The bitch is back.
OK, technically speaking “Sandy” in Annie is a boy dog but…you get the point. And with a spanking new Broadway revival — which opened last night to solid and at times glowing reviews — the tail wagging charmer and the belting moppet are back to incite more girlish sighs and cynical eye rolls. I mean, has there ever been a musical more beloved and simultaneously maligned (as everything horrible about relentlessly cheery, vocal chord popping musical theater) than this show? And yet…and yet the songs are damn solid — “Easy Street” is a truly dynamite number — and undeniably a part of our cultural fabric.

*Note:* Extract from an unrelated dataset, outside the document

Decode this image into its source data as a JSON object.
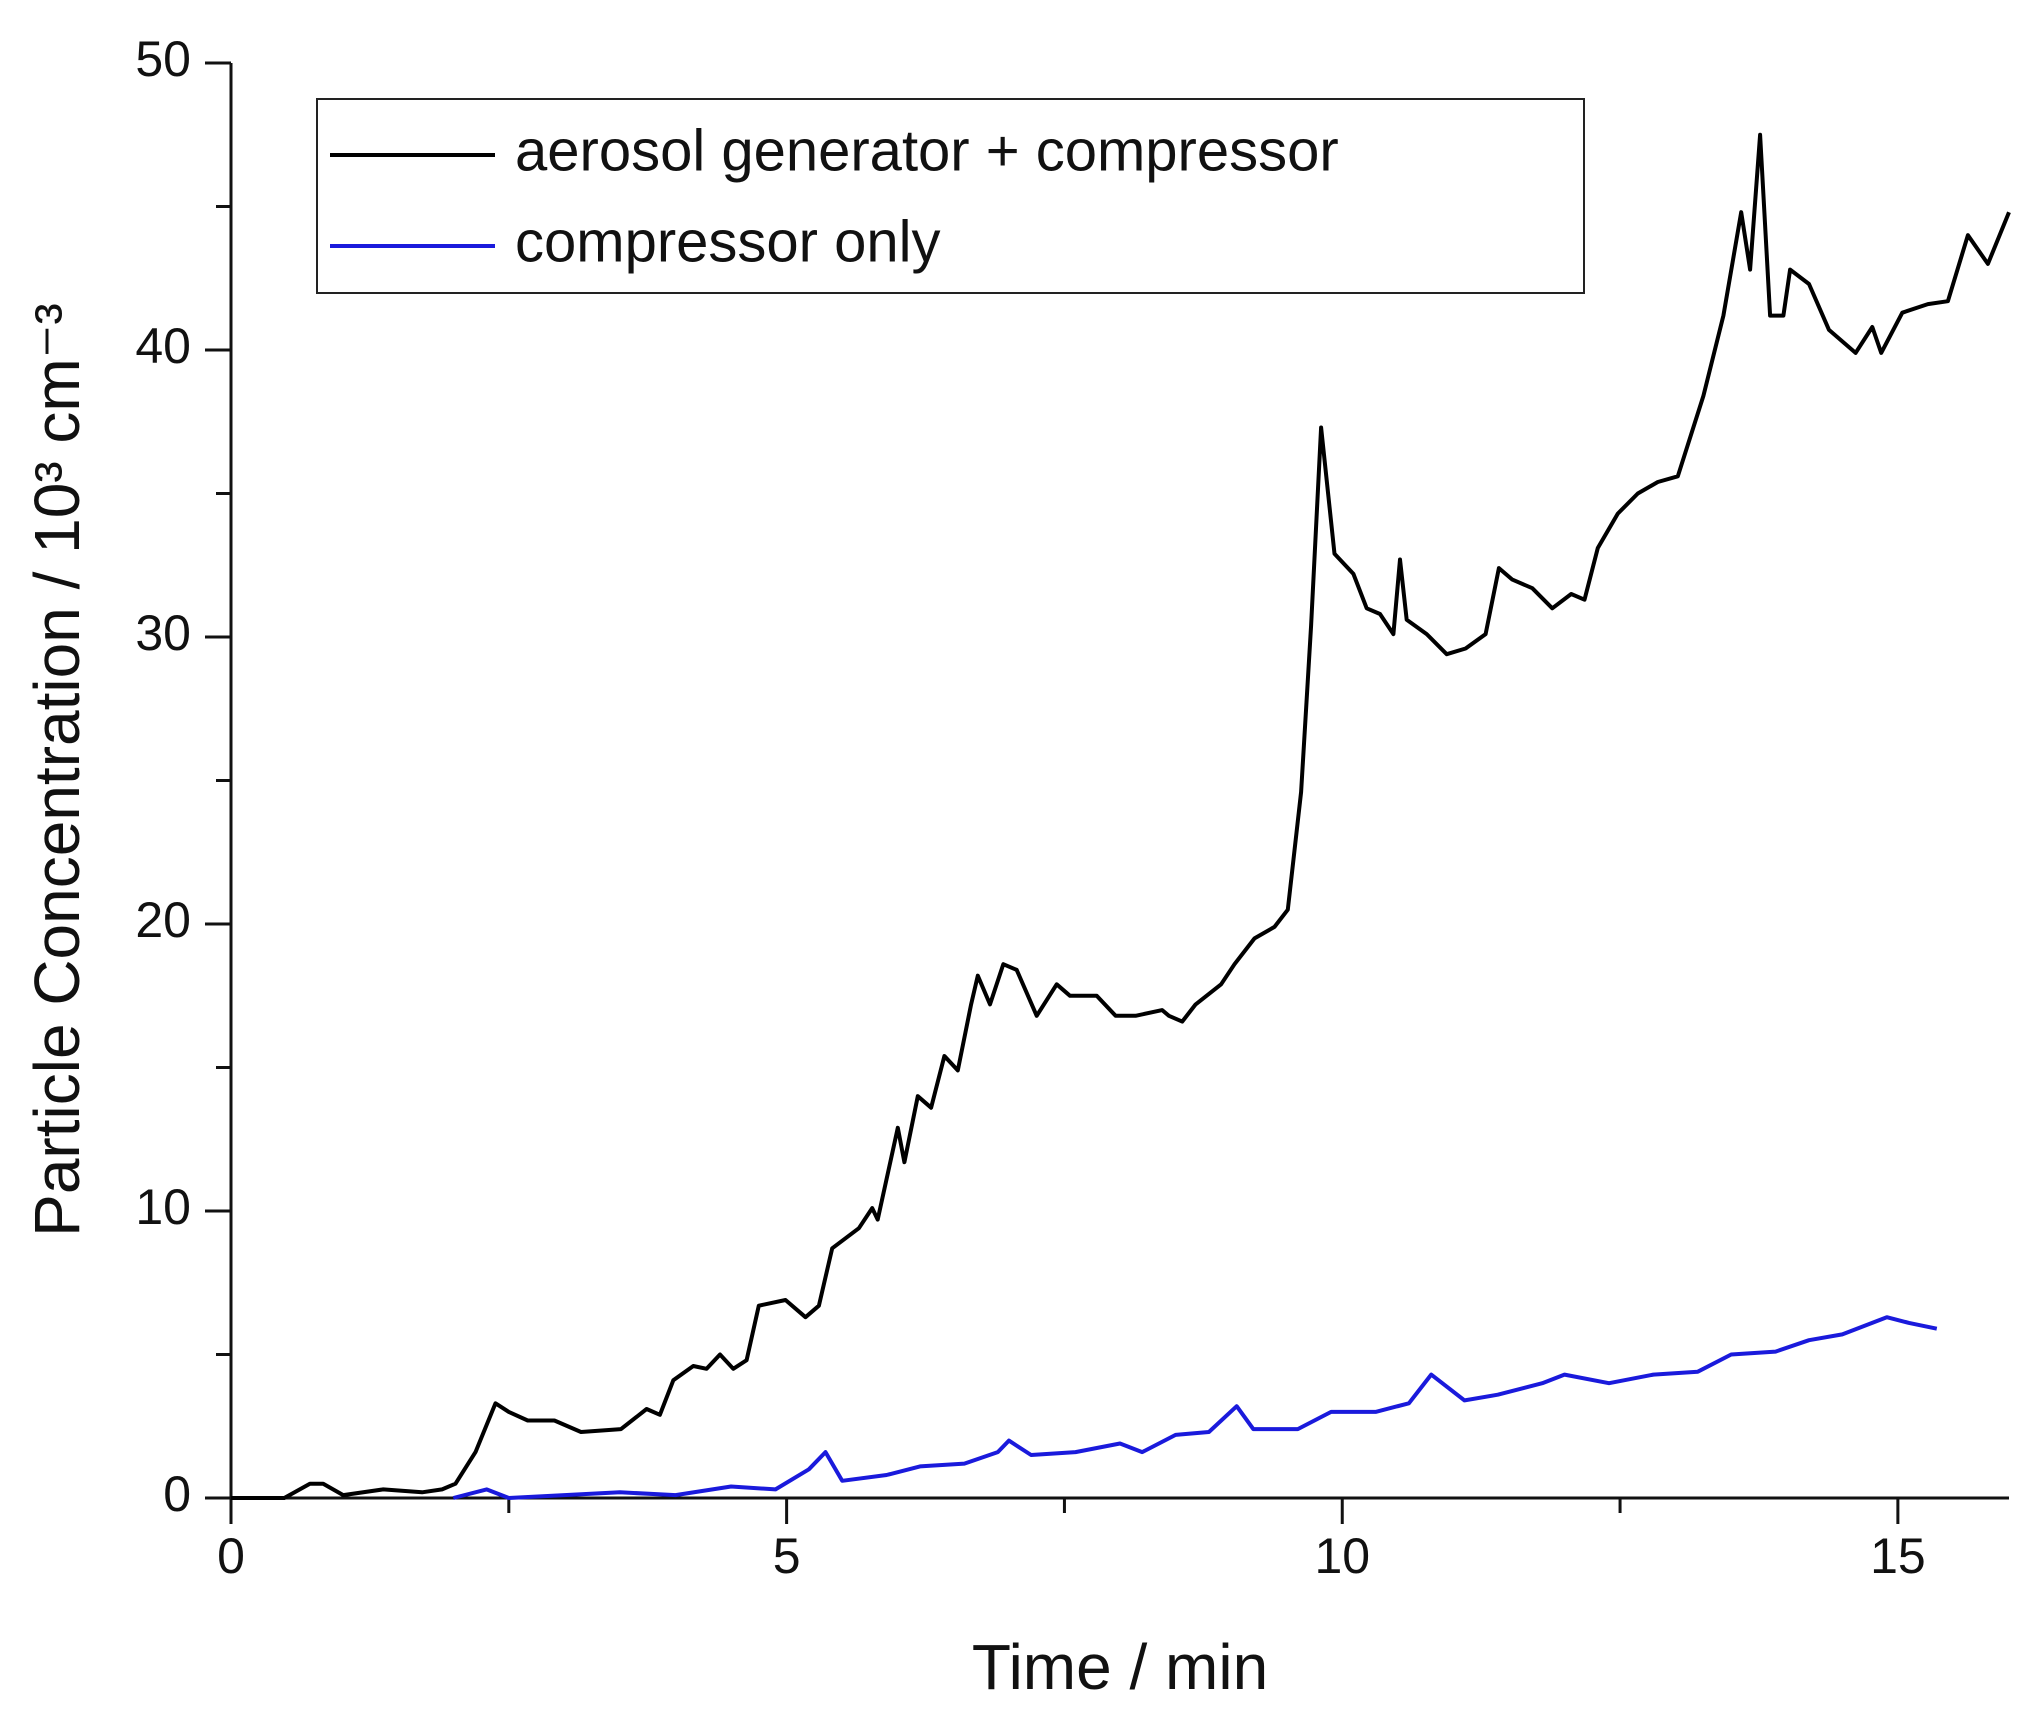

Who hasn’t sung “Tomorrow”–either in earnest or in jest? I’ll admit it, there are cassette tapes that exist of an eleven year old me belting out my boy soprano version in my bedroom. These recordings will remain under lock and key until 25 years after my death so don’t bother looking for them…and instead check out these amazing renditions:
This is it. Ground zero. You can trace the nasal passage clearing sounds of every musical theater diva or wannabe back to Andrea McArdle‘s original Annie. You can hear it in every Eponine and Elphaba (check out Idina Menzel’s version). And I will bet you that most of the women (and a few men) born after 1965 on Broadway now will cite this song and this performance as the reason they started singing. Remember, this is just a little girl and yet that voice could tear down the back wall of the theater. [However, the frightening enthusiasm of the girls doing “Never Fully Dressed” afterward in this clip, are probably what killed American musical theater for the following decade.]
She’s got the pipes and she’s got the hair. Seriously. Babs. I can not believe this exists.
Instead of posting more individual clips, why not show this one clip that features EVERY Broadway diva singing “Tomorrow” in one fell swoop. I bow down to the genius that is Christina Bianco. Her Celine Dion alone is worth the price of admission. And I bet she can do a mean Sandy, too.